Using simple randomization lottery techniques, eligible hookworm-positive children were randomly assigned either to the single (500mg) or multiple dose regimen of mebendazole (100 mg twice a day for three consecutive days) arm with a 1:1 ratio. Eligible children were randomly assigned and allocated to each treatment arm by the researcher. The drug administrator and children were not masked for drug treatment. Only laboratory technicians were blinded to the dose allocation, hypothesis and objective of the study.

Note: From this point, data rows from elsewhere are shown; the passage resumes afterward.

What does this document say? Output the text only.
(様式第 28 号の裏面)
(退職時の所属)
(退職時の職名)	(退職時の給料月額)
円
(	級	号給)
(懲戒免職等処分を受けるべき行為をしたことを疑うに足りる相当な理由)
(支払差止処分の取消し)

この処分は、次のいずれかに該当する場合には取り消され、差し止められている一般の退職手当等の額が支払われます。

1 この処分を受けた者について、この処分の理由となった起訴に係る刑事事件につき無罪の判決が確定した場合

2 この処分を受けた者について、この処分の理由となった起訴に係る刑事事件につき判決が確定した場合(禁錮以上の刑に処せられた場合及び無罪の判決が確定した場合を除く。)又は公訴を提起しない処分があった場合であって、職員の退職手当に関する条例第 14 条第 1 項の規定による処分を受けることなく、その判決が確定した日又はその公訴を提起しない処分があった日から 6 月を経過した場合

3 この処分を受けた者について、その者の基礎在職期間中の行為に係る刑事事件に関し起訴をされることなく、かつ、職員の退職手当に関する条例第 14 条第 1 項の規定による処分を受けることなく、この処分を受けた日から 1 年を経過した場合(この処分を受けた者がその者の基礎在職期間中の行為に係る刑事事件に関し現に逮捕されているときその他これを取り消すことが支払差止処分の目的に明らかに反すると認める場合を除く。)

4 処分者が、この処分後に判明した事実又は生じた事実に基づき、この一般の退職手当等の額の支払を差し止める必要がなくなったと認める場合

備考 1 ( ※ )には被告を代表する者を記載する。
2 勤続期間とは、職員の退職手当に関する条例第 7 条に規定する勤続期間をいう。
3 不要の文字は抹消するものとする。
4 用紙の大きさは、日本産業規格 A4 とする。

A slice of biscuit was given to each eligible child before drug administration. The single dose and the first dose of the multiple dose of mebendazole regimens were administered to each randomized child in front of their parents by the research team and public health officer at school. After administering the drug, children in the single dose were monitored for 3 to 4 hours to observe if any vomiting and other adverse events were occurred following treatment. In the case of children who were randomized into multiple dose arm; parents/guardians were convinced to take home the remaining tablets in a sealed envelope and were instructed on how to administer the drugs. They were instructed to give the drug twice a day (every morning and evening for three days), avoid skipping/doubling any dose, follow strictly their child up to the end of treatment and study participants had been reminded not to drink alcohol on treatment days. Participants/parents/guardians were informed to report any medical discomfort following treatment to the investigators or the nearby health extension worker.
Follow-up data collection
Each treated child was revisited 14-21 days after drug administration and asked to provide one stool sample for the second time. At this time point, children were also asked about the occurrence of vomiting and diarrhea following drug administration.

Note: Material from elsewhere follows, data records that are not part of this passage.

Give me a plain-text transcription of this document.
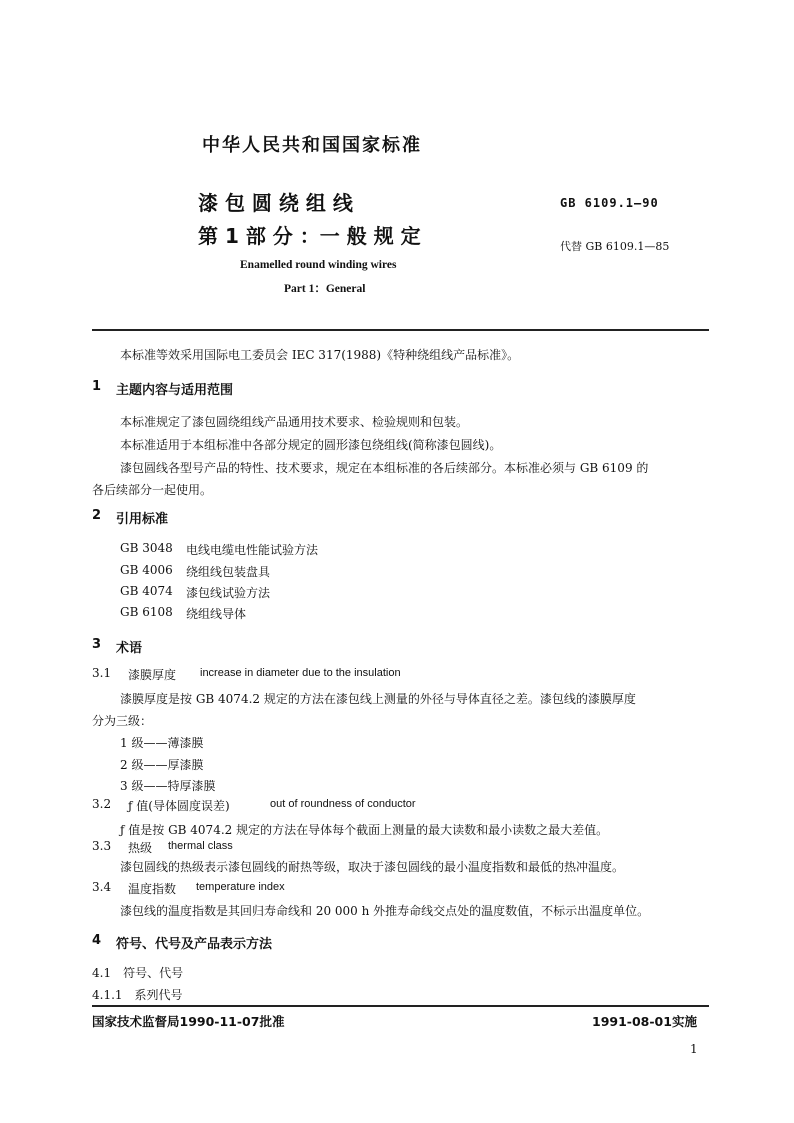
中华人民共和国国家标准
漆 包 圆 绕 组 线
第 1 部 分 ：一 般 规 定
GB 6109.1—90
代替 GB 6109.1—85
Enamelled round winding wires
Part 1：General
本标准等效采用国际电工委员会 IEC 317(1988)《特种绕组线产品标准》。
1 主题内容与适用范围
本标准规定了漆包圆绕组线产品通用技术要求、检验规则和包装。
本标准适用于本组标准中各部分规定的圆形漆包绕组线(简称漆包圆线)。
漆包圆线各型号产品的特性、技术要求，规定在本组标准的各后续部分。本标准必须与 GB 6109 的
各后续部分一起使用。
2 引用标准
GB 3048 电线电缆电性能试验方法
GB 4006 绕组线包装盘具
GB 4074 漆包线试验方法
GB 6108 绕组线导体
3 术语
3.1 漆膜厚度 increase in diameter due to the insulation
漆膜厚度是按 GB 4074.2 规定的方法在漆包线上测量的外径与导体直径之差。漆包线的漆膜厚度
分为三级：
1 级——薄漆膜
2 级——厚漆膜
3 级——特厚漆膜
3.2 ƒ 值(导体圆度误差)	out of roundness of conductor
ƒ 值是按 GB 4074.2 规定的方法在导体每个截面上测量的最大读数和最小读数之最大差值。
3.3 热级 thermal class
漆包圆线的热级表示漆包圆线的耐热等级，取决于漆包圆线的最小温度指数和最低的热冲温度。
3.4 温度指数 temperature index
漆包线的温度指数是其回归寿命线和 20 000 h 外推寿命线交点处的温度数值，不标示出温度单位。
4 符号、代号及产品表示方法
4.1　符号、代号
4.1.1　系列代号
国家技术监督局1990-11-07批准	1991-08-01实施
1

A participant who vomited within 4 hours after drug administration or a participant with diarrhea was excluded for the final analysis. The same laboratory procedures took place at the follow-up. Children who remained infected with hookworm or other STH were treated with albendazole (400mg) at the end of the study.

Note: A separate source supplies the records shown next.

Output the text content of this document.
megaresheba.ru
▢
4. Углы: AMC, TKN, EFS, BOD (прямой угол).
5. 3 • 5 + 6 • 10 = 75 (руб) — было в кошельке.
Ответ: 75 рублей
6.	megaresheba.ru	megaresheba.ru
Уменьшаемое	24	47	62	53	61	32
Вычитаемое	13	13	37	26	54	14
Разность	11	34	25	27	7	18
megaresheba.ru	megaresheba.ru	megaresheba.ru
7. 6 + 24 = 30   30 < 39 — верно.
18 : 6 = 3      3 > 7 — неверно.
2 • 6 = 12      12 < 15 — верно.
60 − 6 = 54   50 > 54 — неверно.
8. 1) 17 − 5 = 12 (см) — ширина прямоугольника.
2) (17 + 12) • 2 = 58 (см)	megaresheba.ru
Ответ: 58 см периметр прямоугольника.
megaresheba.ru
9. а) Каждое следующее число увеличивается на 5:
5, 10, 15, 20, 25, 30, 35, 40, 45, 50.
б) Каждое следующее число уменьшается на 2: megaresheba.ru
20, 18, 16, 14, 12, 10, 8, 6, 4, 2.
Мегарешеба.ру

Data was entered to Epi-data software to check data completeness and clearance, and then
transferred to SPSS version-23 for statistical analysis. All analyses were performed on a per-protocol basis. Only children with complete data sets were included in the analysis to determine the treatment efficacy. The baseline characteristics of the study participants are summarized using frequencies, mean and standard deviation (table 1). Infection intensity with hookworm was grouped in to light, moderate and heavy infections, according to WHO guidelines (22). Cure and egg reduction rates were used to assess the efficacy of the drug. Cure rate was assumed to be the proportion of individual hosts positive for hookworm who become parasitologically negative after treatment (23). Egg reduction rate was defined as the relative reduction in the mean egg output after treatment compared to pre-treatment value (24). ERR was expressed using both the arithmetic mean (AM) and the geometric mean (GM) (25).
Confidence intervals for ERR were calculated using bootstrap re-sampling method with 5000 iterations.
An independent t-test was used to compare group means, whereas CRs were compared by calculated Odds Ratio (OR) using logistic regression. For all statistical analyses a P-value of 0.05 was considered as the limit for statistical significance.